How many times have you visited Australia before? Twice.
Where are you working? I'm not working.
Oh, so you're here purely as a tourist? Yes (that's why I'm here on a tourist visa you dimwit!)
These are the questions I can remember and these people aren't at a desk, they just approach you as you walk through the terminal. Also bare in mind that this is around half five in the morning having had no sleep and very little sleep the previous night. They are deliberately trying to catch you out and in my opinion they are pure scum! I would have loved to give them sarcastic answers to their questions, but as they have the power to refuse entry, you have to 'play the game'. Once through, I caught the airport shuttle bus to the YHA in town and fell straight to sleep.
Darwin is the most northern city in Australia and like the rest of the Northern Territory it has a very high indigenous population. It was also the place where I took time out to relax and do nothing for a few days after finishing my SE Asia leg in a bit of a hurry. To be honest, I didn't do too much in the first few days I was in town, just relaxing by the pool and playing Tiger Woods on the PSP.
After arriving from the airport I'd checked into the YHA (Youth Hostel Association - a network of certified hostels), which had been recommended to me. However, unknown to me, the YHA had moved and it's new location wasn't up to much. That said the people in the hostel seemed ok, so I decided to stay there for a while. This didn't stop me changing rooms though. I was initially booked into a four-bed dorm, which consisted of me and a very strange bloke. I didn't trust him, so moved into a six-bed dorm. Here I met a couple of normal people, Craig and Simon (aka Steve Irwin's cousin).

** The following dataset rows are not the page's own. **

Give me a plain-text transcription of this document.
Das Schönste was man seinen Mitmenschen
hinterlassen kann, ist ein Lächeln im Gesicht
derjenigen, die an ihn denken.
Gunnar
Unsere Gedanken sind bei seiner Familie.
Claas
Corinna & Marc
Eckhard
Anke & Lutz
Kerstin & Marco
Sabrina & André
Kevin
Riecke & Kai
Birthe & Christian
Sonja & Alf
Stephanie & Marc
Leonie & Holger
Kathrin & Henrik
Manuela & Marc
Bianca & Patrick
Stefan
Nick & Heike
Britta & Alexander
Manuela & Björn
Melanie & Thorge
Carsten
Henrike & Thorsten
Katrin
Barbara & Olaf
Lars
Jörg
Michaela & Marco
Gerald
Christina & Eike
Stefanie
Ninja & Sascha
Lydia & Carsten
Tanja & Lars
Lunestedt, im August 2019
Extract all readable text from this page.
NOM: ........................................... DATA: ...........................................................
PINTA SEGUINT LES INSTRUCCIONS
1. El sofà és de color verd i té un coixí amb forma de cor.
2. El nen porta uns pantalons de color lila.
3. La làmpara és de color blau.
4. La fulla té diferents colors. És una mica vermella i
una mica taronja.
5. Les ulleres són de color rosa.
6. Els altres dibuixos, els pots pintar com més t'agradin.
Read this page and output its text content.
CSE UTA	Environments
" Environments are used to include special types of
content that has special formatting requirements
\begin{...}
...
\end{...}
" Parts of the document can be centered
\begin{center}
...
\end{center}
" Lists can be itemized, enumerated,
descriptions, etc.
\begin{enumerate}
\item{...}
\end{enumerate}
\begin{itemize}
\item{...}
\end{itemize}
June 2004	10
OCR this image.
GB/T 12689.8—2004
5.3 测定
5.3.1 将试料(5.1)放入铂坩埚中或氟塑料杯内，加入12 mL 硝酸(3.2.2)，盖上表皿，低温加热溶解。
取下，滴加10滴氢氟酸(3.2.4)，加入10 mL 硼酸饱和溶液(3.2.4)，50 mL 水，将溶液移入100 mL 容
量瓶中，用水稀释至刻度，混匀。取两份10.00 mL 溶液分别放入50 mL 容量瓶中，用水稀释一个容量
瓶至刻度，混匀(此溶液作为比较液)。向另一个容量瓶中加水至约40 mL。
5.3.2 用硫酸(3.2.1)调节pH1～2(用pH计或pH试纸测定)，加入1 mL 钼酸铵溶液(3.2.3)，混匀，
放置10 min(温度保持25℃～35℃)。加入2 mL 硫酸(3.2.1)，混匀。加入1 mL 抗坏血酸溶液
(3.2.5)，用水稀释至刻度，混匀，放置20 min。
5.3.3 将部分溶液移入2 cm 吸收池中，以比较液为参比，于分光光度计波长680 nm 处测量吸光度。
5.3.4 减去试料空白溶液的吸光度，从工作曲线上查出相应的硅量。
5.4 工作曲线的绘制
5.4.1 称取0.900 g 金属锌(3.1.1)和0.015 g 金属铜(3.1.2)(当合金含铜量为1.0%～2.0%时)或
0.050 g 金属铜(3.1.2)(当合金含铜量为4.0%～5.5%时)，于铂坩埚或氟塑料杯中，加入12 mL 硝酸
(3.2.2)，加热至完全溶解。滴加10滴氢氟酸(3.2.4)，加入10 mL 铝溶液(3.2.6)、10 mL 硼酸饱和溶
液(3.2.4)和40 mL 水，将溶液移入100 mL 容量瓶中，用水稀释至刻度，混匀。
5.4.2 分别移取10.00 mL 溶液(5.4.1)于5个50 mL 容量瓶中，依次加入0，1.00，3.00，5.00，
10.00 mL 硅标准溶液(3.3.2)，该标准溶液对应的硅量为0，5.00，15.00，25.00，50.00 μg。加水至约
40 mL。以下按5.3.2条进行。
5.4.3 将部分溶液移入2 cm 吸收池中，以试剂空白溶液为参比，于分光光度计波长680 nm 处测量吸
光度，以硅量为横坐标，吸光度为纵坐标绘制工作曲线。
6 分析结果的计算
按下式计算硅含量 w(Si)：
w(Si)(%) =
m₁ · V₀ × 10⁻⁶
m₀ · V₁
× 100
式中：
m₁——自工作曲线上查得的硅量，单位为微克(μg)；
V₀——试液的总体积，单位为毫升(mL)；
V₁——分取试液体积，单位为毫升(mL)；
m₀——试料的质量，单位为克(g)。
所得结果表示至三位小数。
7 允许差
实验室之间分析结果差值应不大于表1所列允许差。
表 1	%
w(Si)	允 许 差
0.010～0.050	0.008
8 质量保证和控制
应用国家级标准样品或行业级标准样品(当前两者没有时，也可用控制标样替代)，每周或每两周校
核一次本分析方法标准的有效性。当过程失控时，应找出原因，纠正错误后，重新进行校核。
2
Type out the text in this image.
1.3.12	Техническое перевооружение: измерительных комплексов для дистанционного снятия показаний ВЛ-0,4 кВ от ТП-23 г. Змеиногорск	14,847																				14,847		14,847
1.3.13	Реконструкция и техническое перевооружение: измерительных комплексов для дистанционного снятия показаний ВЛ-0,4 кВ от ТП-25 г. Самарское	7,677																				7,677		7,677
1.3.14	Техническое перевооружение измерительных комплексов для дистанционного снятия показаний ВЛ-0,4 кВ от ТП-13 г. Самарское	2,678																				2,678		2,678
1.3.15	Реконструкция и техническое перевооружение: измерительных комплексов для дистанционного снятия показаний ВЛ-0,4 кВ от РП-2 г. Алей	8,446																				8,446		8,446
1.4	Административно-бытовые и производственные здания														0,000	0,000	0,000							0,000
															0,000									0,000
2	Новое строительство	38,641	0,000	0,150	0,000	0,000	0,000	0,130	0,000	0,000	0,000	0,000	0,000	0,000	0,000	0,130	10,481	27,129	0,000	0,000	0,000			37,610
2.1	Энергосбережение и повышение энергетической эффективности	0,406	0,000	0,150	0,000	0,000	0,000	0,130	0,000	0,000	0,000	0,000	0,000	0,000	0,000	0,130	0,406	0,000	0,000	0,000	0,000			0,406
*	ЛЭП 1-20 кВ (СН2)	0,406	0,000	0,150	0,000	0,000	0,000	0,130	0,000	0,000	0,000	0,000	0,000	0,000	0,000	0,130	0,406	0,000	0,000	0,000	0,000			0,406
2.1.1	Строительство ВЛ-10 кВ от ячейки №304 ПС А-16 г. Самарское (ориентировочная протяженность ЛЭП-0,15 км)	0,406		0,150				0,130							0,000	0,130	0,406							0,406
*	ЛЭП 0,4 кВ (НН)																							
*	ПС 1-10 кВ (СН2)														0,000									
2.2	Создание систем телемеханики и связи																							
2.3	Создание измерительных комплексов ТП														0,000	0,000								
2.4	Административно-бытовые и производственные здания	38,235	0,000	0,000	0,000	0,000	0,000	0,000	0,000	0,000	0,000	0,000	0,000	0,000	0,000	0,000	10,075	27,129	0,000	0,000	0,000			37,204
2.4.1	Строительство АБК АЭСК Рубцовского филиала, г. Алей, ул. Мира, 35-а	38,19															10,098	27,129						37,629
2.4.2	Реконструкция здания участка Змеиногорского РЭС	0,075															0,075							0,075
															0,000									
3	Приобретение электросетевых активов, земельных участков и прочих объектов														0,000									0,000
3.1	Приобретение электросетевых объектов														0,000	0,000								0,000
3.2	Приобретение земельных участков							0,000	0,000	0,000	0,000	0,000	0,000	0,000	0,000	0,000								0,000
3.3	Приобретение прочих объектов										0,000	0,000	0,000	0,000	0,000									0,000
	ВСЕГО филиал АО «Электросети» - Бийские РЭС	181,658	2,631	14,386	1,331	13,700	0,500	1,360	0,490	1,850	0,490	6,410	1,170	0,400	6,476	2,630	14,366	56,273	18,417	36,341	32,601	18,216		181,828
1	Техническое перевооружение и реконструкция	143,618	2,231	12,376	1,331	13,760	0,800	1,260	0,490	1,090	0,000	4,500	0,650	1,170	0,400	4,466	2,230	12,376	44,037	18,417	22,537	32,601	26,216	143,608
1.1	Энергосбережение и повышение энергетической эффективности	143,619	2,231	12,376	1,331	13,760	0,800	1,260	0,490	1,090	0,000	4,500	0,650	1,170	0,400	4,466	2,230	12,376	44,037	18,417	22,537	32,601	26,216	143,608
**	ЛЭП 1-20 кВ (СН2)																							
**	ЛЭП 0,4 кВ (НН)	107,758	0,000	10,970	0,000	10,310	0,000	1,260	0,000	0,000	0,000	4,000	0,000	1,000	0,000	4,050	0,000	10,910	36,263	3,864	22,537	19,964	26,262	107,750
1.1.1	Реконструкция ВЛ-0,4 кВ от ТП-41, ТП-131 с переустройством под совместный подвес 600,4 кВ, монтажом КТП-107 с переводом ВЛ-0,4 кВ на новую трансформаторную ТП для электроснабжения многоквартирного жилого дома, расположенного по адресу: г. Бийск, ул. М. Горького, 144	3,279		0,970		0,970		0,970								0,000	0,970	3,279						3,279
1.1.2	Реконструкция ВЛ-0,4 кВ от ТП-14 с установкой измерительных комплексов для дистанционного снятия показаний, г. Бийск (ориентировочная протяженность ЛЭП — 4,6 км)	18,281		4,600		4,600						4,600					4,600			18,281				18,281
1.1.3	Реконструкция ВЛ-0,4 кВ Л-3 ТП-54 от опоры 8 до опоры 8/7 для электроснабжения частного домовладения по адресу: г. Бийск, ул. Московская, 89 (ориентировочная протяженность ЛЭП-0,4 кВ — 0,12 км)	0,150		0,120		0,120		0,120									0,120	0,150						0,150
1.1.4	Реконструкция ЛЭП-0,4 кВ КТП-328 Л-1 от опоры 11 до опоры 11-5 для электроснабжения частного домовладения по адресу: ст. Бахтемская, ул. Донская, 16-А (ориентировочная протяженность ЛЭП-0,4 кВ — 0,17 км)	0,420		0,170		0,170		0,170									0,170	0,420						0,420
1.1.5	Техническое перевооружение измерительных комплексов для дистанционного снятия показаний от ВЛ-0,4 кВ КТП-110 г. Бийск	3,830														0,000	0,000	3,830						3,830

After I couple of days I decided I needed to plan a couple of trips. Darwin is situated close to the Kakadu National Park, which was made famous by the Crocodile Dundee films, e.g. this is where they were filmed on location. I duly booked myself onto a three-day trip to the national park and a separate one-day trip to the Litchfield National Park, which I was told was well worth doing.
My initial plan was to chill in Darwin, see the aforementioned national parks, then make my way overland to Broome, via The Kimberleys, before continuing overland to Perth in time for the Perth Ashes test match. However my plans were ruined by the weather. Apparently I'd arrived at the start of the wet season, which means the weather was getting hotter and wetter.
From late October there is a period known as 'Build Up' where the temperature raises, clouds accumulate (e.g. it starts raining) and people who don't drink enough go 'Troppo' as the combination of heat, humidity and non-working air-con gets to them. It is impossible to get dry and you just have to accept that you'll be sweating all day.
As I arrived in early November, a few big storms were starting, which meant areas of The Kimberleys were being closed. If a big storm happened, you could get trapped for anything up to a week waiting for the flood waters to recede. In addition, the temperature was anything between 43 and 46 degrees in places. This meant only one travel company was running tours and they were booked up until the end of the month. Therefore, I booked a flight from Darwin to Broome instead and an overland trip from Broome to Perth.
This was quite annoying as The Kimberleys are probably the best things to see in Western Australia, but there was little I could do about it. Maybe I should have done more research before I came out, but I'm restricted on the cricket itinerary, so hay-ho.